Yuki Chan remembered her mother's beautiful smile of love as she gently chided her, and recalled the note of trouble in the kind voice. Was the mother sorry because she had stuck out a very pink tongue at a cross-eyed old image that sat on the floor on the very spot that she wanted to step upon? Or was it—and Yuki Chan grew grave—that the last go rin had been spent for the new dress she was to wear that day?

All her short life Yuki Chan had lived in a house of love, but no veil of affection, no sacrifice, could shield her from the knowledge of poverty. She had never seen her mother wear but one festival dress, yet her own little kimono was ever bright and dainty, and even the new brocade of the dolls' dresses stood alone with the weave of gold and tinsel.

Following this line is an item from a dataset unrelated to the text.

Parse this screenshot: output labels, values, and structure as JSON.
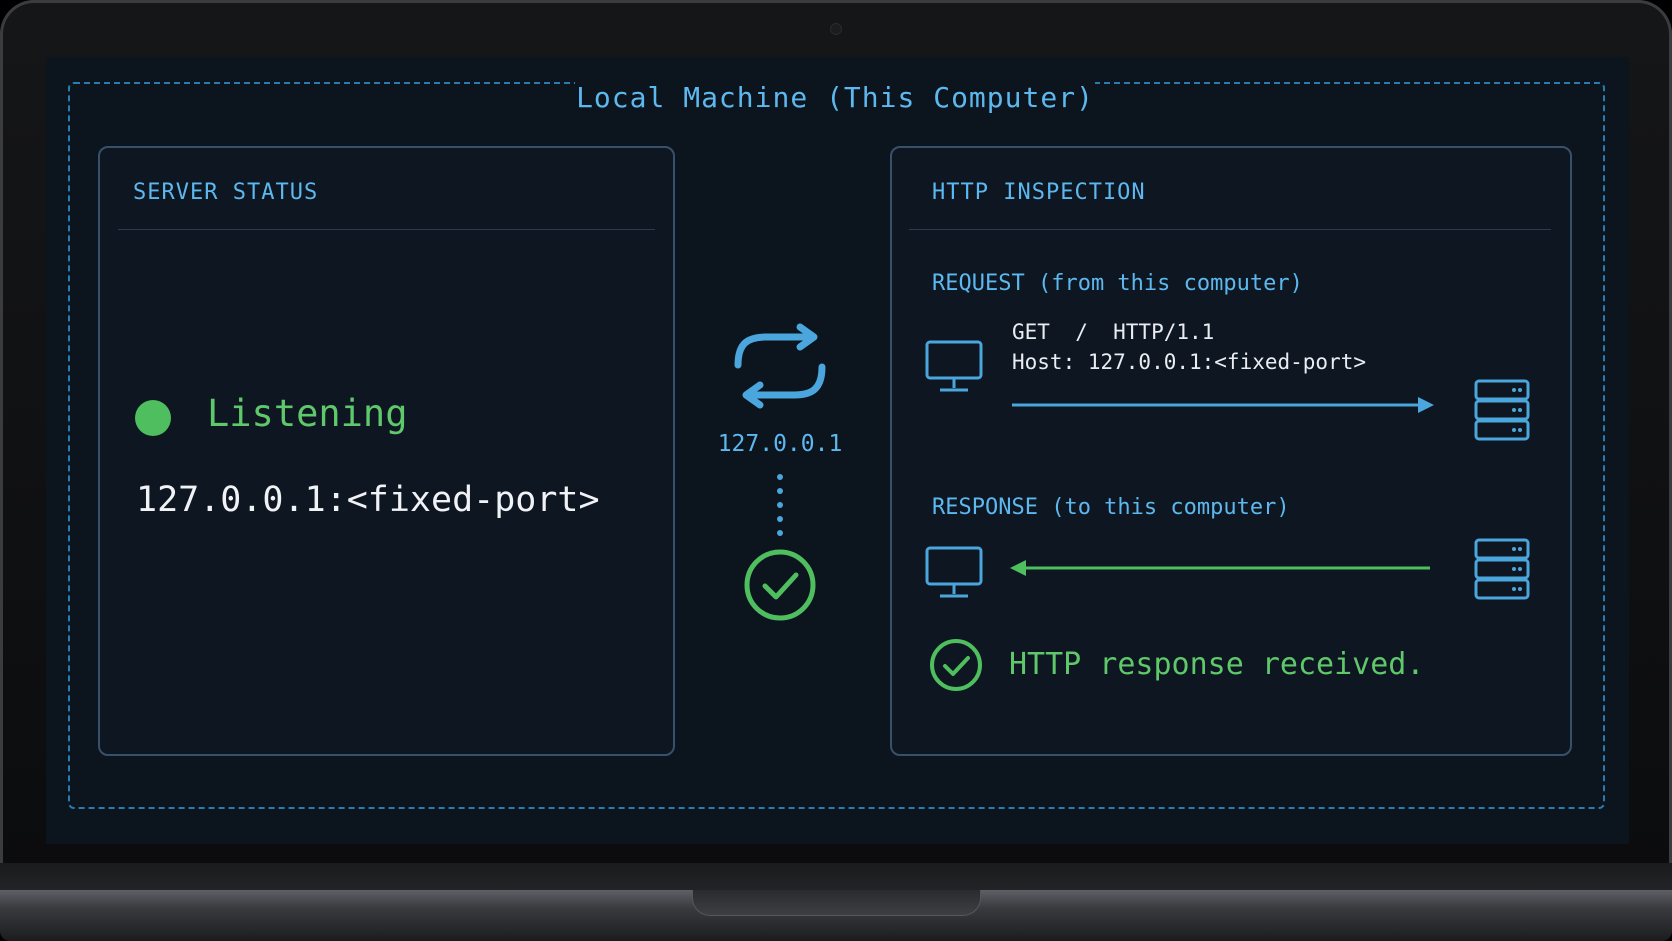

A solemn thought, like a pebble dropped into water, caused circle after circle to trouble her childish mind. She did not quite understand, but she knew there was something she must learn. She had been naughty and weighed her mother's spirits. She had caused a grave look in her father's kind eyes, and had sent the household pets scattering with her mischief. Now she must be good—very good—else the fox spirit would come upon her, and she would go through life an unhappy soul. She would give more obedience to the honorable mother, whose every word had been a caress. It was as if for the first time the great book of life opened before her and, though unconscious of its meaning, the first word she saw spelled Duty.

The noises from the house grew fainter. The child, with blinking eyes, lay gazing straight above her. Overhead the branches overflowed into a canopy of crimson, which shut out the great real world and opened into a fairy world wherein only the untried feet of youth may tread and the fragile flowers of child-dreams bloom. The gates thereto are slight but strong, and only knowledge erects an impassable barrier.

The wind sang its lullaby through the blossoms of the tree, and sleep would soon have overtaken Yuki Chan had not a peculiar sound aroused her and caused her eyes to fly wide open. Once before she had heard it, and it had meant death to the big robin who lived in the branches above. The cry came from the mother bird this time and brought Yuki Chan to her feet.

Through the shower of blossoms, brought down by the mad fluttering of wings, she saw a tiny half-feathered thing struggling in the sharp claws of her lately acquired pet. With certainty of success, the cat let its victim weakly flutter an inch or two away, then reaching out a cruel paw drew it back. Twice repeated, the green eyes narrowed to slits, and Yuki Chan, horrified, saw big red drops slowly dripping from either side of the whiskered mouth. Terror held her for a moment as she heard the crunching of small bones, then white passion enveloped her as she stole noiselessly from behind and closed her two small hands around the furry throat.

"Baka!" she cried from between her clenched teeth. "Baka—to eat the baby birds! This day will I ask Oni to make you into a stone, which every foot will kick and hurt, and you can neither move nor cry. You cruel, cruel beast!" In vain the cat struggled. Yuki Chan held it firmly at arm's-length while she decided what was to be its fate.

Looking sternly at the offender, her lips rounded into a long-drawn "s-o," the light of anticipated revenge danced in her eyes. At last she knew what to do, O most honorable but very ugly cat! She would throw her into the ditch, where great crawling frogs with popping eyes would stick out long tongues; where flying things would sting, and creeping things would bite; where the great tide would come later and take her out to the big, big ocean, where there was neither milk to drink nor birds to eat.